The renovation of the old Bradford mill and the Boyd Moving and Storage building is on track for a June completion.
Louisville-based The Marian Group gave Insider Louisville a tour of the future Bradford Mill Lofts and showed off the progress as well as what still needs to be done.
Justin Brown, a principal with The Marian Group, said the 147-unit apartment complex is a special project for his family not only because it restores long-vacant buildings but also because his great-grandfather settled in Germantown after immigrating to the United States and owned a barbershop in the neighborhood.
“My great-grandparents came off the boat and came here,” he said.
Framing for the 147 units is in place, and workers are currently putting up drywall. Bradford Mill Lofts will have a mix of one-bedroom and two-bedroom apartments, as well as what The Marian Group is calling one-bedroom flex apartments. The flex apartments have a smaller second room that can be used as an office space or even a second bedroom.
“At the end of the day, we are taking something old and amazing, and we are turning it into something that you can come in and make your own,” Brown said. “We want to give whoever’s renting it the flexibility to do what they want to do with their unit, but also know they are part of this really cool old building and this really cool old neighborhood.”
All the units are loft-style, which in the case of Bradford Mill Lofts means that the bedrooms and multi-use rooms don’t have a traditional ceiling. The ceiling is at least a few feet higher than the rooms’ walls, which allow more natural light in and keeps an open feel, Brown said.
“We got lucky; these buildings were easy to lay out,” he said.
Monthly rent rates will start at $750 and go up to $1,500 or $1,600 for the largest luxury apartments, he said.
The total project cost is $20 million, and the company will be eligible to receive a maximum of $400,000 in state historic tax credits for the project. In addition to the apartments, Bradford Mill Lofts will have a gym, a pool with food service, a courtyard and a restaurant.

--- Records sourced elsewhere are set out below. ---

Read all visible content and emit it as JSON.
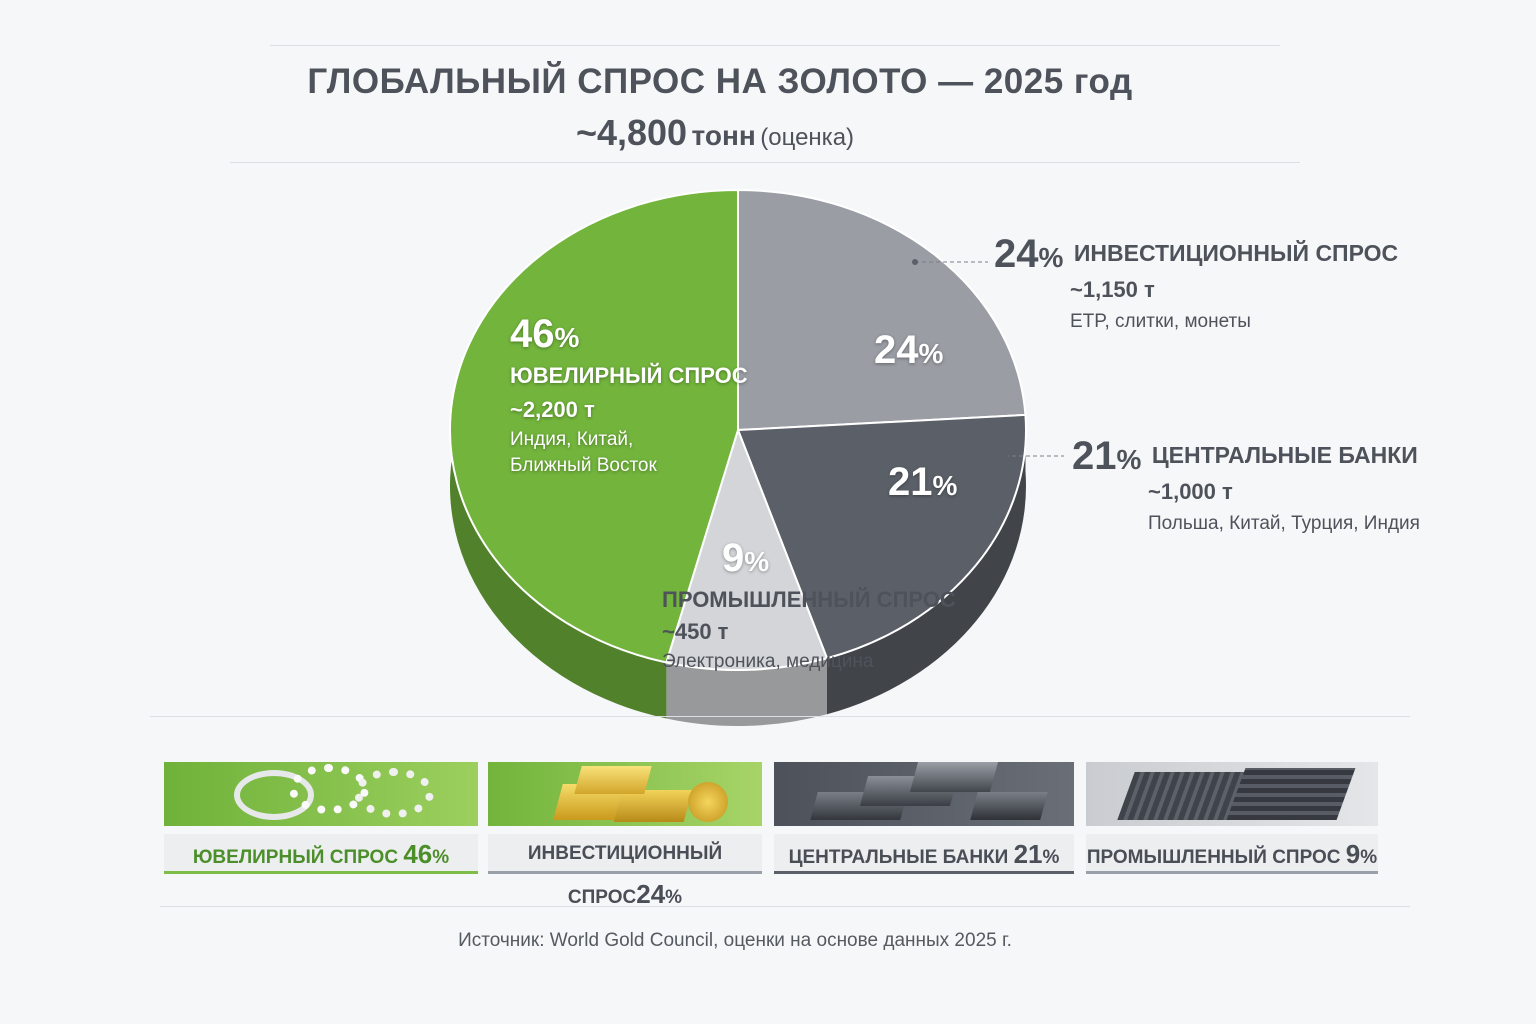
{
  "title": "ГЛОБАЛЬНЫЙ СПРОС НА ЗОЛОТО — 2025 год",
  "subtitle": {
    "amount": "~4,800",
    "unit": "тонн",
    "note": "(оценка)"
  },
  "chart_data": {
    "type": "pie",
    "title": "ГЛОБАЛЬНЫЙ СПРОС НА ЗОЛОТО — 2025 год",
    "total": "~4,800 тонн (оценка)",
    "slices": [
      {
        "name": "ИНВЕСТИЦИОННЫЙ СПРОС",
        "value": 24,
        "pct_label": "24%",
        "tonnes": "~1,150 т",
        "detail": "ETP, слитки, монеты",
        "color": "#9a9ea4"
      },
      {
        "name": "ЦЕНТРАЛЬНЫЕ БАНКИ",
        "value": 21,
        "pct_label": "21%",
        "tonnes": "~1,000 т",
        "detail": "Польша, Китай, Турция, Индия",
        "color": "#5b6068"
      },
      {
        "name": "ПРОМЫШЛЕННЫЙ СПРОС",
        "value": 9,
        "pct_label": "9%",
        "tonnes": "~450 т",
        "detail": "Электроника, медицина",
        "color": "#d3d5d8"
      },
      {
        "name": "ЮВЕЛИРНЫЙ СПРОС",
        "value": 46,
        "pct_label": "46%",
        "tonnes": "~2,200 т",
        "detail1": "Индия, Китай,",
        "detail2": "Ближный Восток",
        "color": "#72b43c"
      }
    ]
  },
  "cards": [
    {
      "label": "ЮВЕЛИРНЫЙ СПРОС",
      "pct": "46",
      "icon": "rings"
    },
    {
      "label": "ИНВЕСТИЦИОННЫЙ СПРОС",
      "pct": "24",
      "icon": "gold-bars"
    },
    {
      "label": "ЦЕНТРАЛЬНЫЕ БАНКИ",
      "pct": "21",
      "icon": "dark-bars"
    },
    {
      "label": "ПРОМЫШЛЕННЫЙ СПРОС",
      "pct": "9",
      "icon": "circuit-board"
    }
  ],
  "percent_sign": "%",
  "source": "Источник:  World Gold Council, оценки на основе данных 2025 г."
}
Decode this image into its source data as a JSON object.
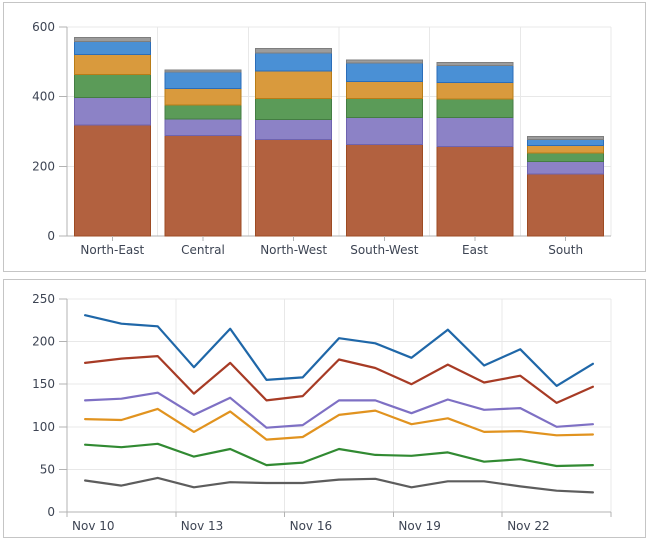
{
  "page": {
    "background": "#ffffff",
    "panel_border_color": "#c5c5c5",
    "label_color": "#3d4453",
    "grid_color": "#e8e8e8",
    "axis_color": "#b3b3b3"
  },
  "chart_data": [
    {
      "type": "bar",
      "stacked": true,
      "title": "",
      "xlabel": "",
      "ylabel": "",
      "legend": "none",
      "grid": true,
      "ylim": [
        0,
        600
      ],
      "yticks": [
        "0",
        "200",
        "400",
        "600"
      ],
      "categories": [
        "North-East",
        "Central",
        "North-West",
        "South-West",
        "East",
        "South"
      ],
      "series": [
        {
          "name": "red",
          "color": "#b2613f",
          "border": "#9d4b23",
          "values": [
            318,
            288,
            277,
            263,
            257,
            178
          ]
        },
        {
          "name": "purple",
          "color": "#8c82c6",
          "border": "#6e63af",
          "values": [
            80,
            48,
            58,
            77,
            83,
            36
          ]
        },
        {
          "name": "green",
          "color": "#5b9b58",
          "border": "#447d43",
          "values": [
            66,
            40,
            60,
            55,
            53,
            24
          ]
        },
        {
          "name": "orange",
          "color": "#d99a3d",
          "border": "#b87c17",
          "values": [
            57,
            48,
            78,
            48,
            47,
            22
          ]
        },
        {
          "name": "blue",
          "color": "#4a90d5",
          "border": "#2b6db8",
          "values": [
            37,
            47,
            53,
            53,
            50,
            17
          ]
        },
        {
          "name": "gray",
          "color": "#9c9c9c",
          "border": "#7e7e7e",
          "values": [
            12,
            6,
            12,
            9,
            8,
            8
          ]
        }
      ]
    },
    {
      "type": "line",
      "title": "",
      "xlabel": "",
      "ylabel": "",
      "legend": "none",
      "grid": true,
      "ylim": [
        0,
        250
      ],
      "yticks": [
        "0",
        "50",
        "100",
        "150",
        "200",
        "250"
      ],
      "x": [
        "Nov 10",
        "Nov 11",
        "Nov 12",
        "Nov 13",
        "Nov 14",
        "Nov 15",
        "Nov 16",
        "Nov 17",
        "Nov 18",
        "Nov 19",
        "Nov 20",
        "Nov 21",
        "Nov 22",
        "Nov 23",
        "Nov 24"
      ],
      "xtick_labels": [
        "Nov 10",
        "Nov 13",
        "Nov 16",
        "Nov 19",
        "Nov 22"
      ],
      "series": [
        {
          "name": "blue",
          "color": "#1f67a8",
          "values": [
            231,
            221,
            218,
            170,
            215,
            155,
            158,
            204,
            198,
            181,
            214,
            172,
            191,
            148,
            174
          ]
        },
        {
          "name": "red",
          "color": "#a73b25",
          "values": [
            175,
            180,
            183,
            139,
            175,
            131,
            136,
            179,
            169,
            150,
            173,
            152,
            160,
            128,
            147
          ]
        },
        {
          "name": "purple",
          "color": "#7e70c4",
          "values": [
            131,
            133,
            140,
            114,
            134,
            99,
            102,
            131,
            131,
            116,
            132,
            120,
            122,
            100,
            103
          ]
        },
        {
          "name": "orange",
          "color": "#e1931f",
          "values": [
            109,
            108,
            121,
            94,
            118,
            85,
            88,
            114,
            119,
            103,
            110,
            94,
            95,
            90,
            91
          ]
        },
        {
          "name": "green",
          "color": "#318a32",
          "values": [
            79,
            76,
            80,
            65,
            74,
            55,
            58,
            74,
            67,
            66,
            70,
            59,
            62,
            54,
            55
          ]
        },
        {
          "name": "gray",
          "color": "#5d5d5d",
          "values": [
            37,
            31,
            40,
            29,
            35,
            34,
            34,
            38,
            39,
            29,
            36,
            36,
            30,
            25,
            23
          ]
        }
      ]
    }
  ]
}
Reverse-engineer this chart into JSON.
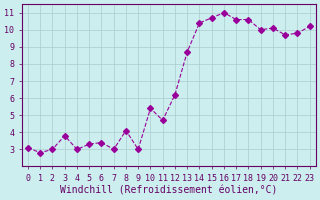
{
  "x": [
    0,
    1,
    2,
    3,
    4,
    5,
    6,
    7,
    8,
    9,
    10,
    11,
    12,
    13,
    14,
    15,
    16,
    17,
    18,
    19,
    20,
    21,
    22,
    23
  ],
  "y": [
    3.1,
    2.8,
    3.0,
    3.8,
    3.0,
    3.3,
    3.4,
    3.0,
    4.1,
    3.0,
    5.4,
    4.7,
    6.2,
    8.7,
    10.4,
    10.7,
    11.0,
    10.6,
    10.6,
    10.0,
    10.1,
    9.7,
    9.8,
    10.2
  ],
  "line_color": "#990099",
  "marker": "D",
  "marker_size": 3,
  "bg_color": "#cceeee",
  "grid_color": "#aacccc",
  "xlabel": "Windchill (Refroidissement éolien,°C)",
  "xlabel_color": "#660066",
  "xlabel_fontsize": 7,
  "xlim": [
    -0.5,
    23.5
  ],
  "ylim": [
    2.0,
    11.5
  ],
  "yticks": [
    3,
    4,
    5,
    6,
    7,
    8,
    9,
    10,
    11
  ],
  "xticks": [
    0,
    1,
    2,
    3,
    4,
    5,
    6,
    7,
    8,
    9,
    10,
    11,
    12,
    13,
    14,
    15,
    16,
    17,
    18,
    19,
    20,
    21,
    22,
    23
  ],
  "tick_color": "#660066",
  "tick_fontsize": 6,
  "spine_color": "#660066",
  "line_width": 0.8
}
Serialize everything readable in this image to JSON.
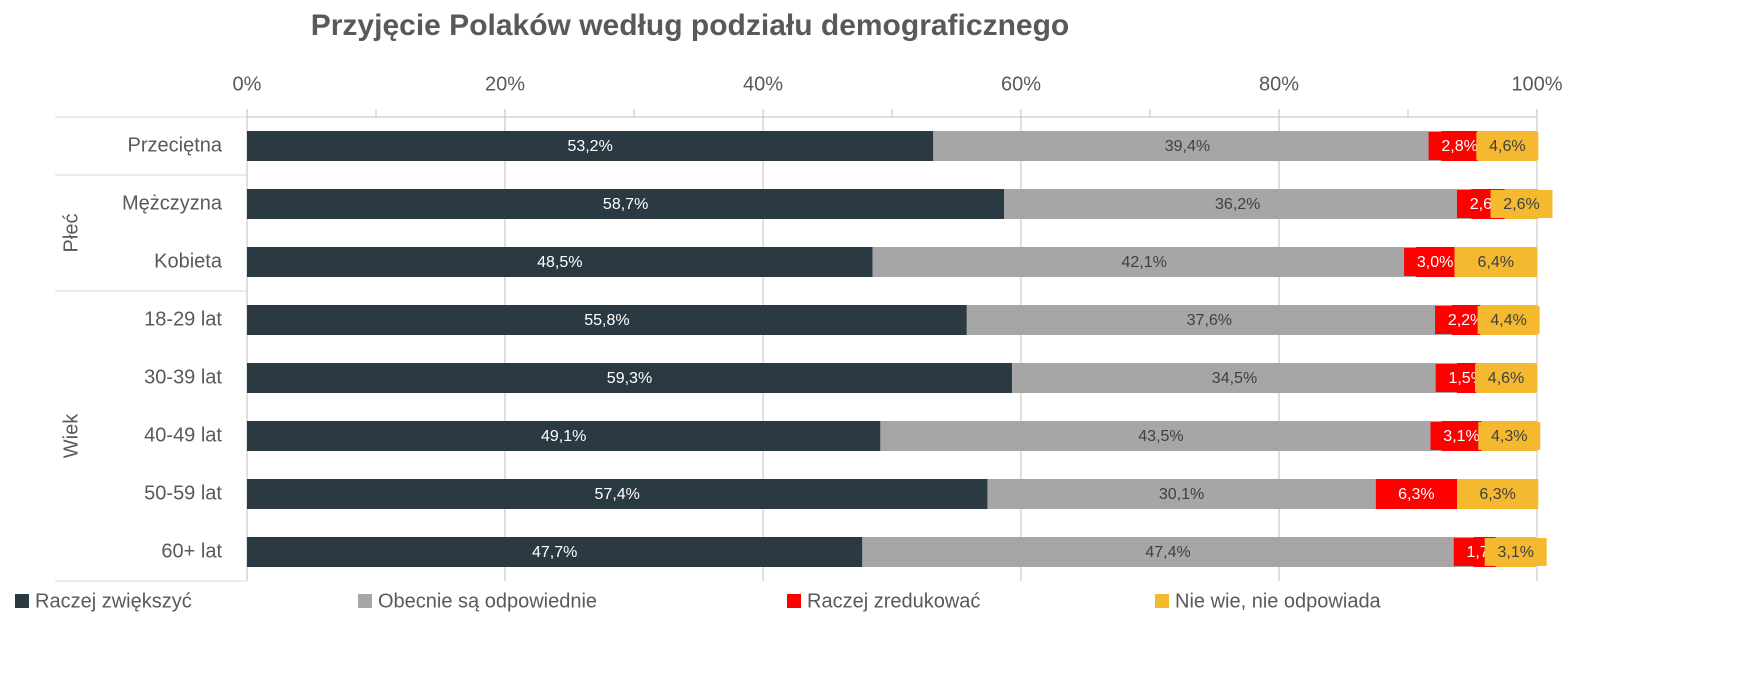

Brown repeatedly stated that The Marian Group is focused on highlighting the historic and original features in both the mill and the Boyd Moving and Storage building.
“We are supporting actors coming in and putting in the modern features people look for,” Brown said.
Some of the brick in the building is painted gray for instance. As part of the historic renovation, he said, workers will clean up the brick walls and seal them, but the paint will remain. The Marian Group also is replacing the glass panes but keeping the framing and will keep the concrete floors but will stain them.
“We are trying to keep things as authentic as we can,” Brown said. “If it’s exposed, it’s exposed. And we personally think that is a very cool thing.”
The Marian Group has done other historic renovation projects before, which can sometimes create surprises for construction crews, but the company’s vice president of construction, Mike Lutke, said thus far nothing has come up that they weren’t expecting in the Bradford Mill Lofts project.
“You go into these existing buildings, and you don’t always know what’s behind the walls. You don’t know what things have been done over the years,” Lutke said. “This particular project was almost a blessing because it was a wide-open warehouse. There is nothing; it’s a blank slate. We don’t get this very often.”
Nearby Germantown Mill Lofts is a similar 188-unit loft-style apartment building off Goss Avenue. The property opened last year and is roughly 90 percent leased.
“It’s certainly confidence boosting. It takes risk to do this sort of thing,” Brown said of the Germantown Mill Lofts’ occupancy rate.
Brown added that they are friends with the Underhill family who renovated Germantown Mill.
“We both want to make this neighborhood better,” he said, “and if both of our projects are great, then we make each other better.”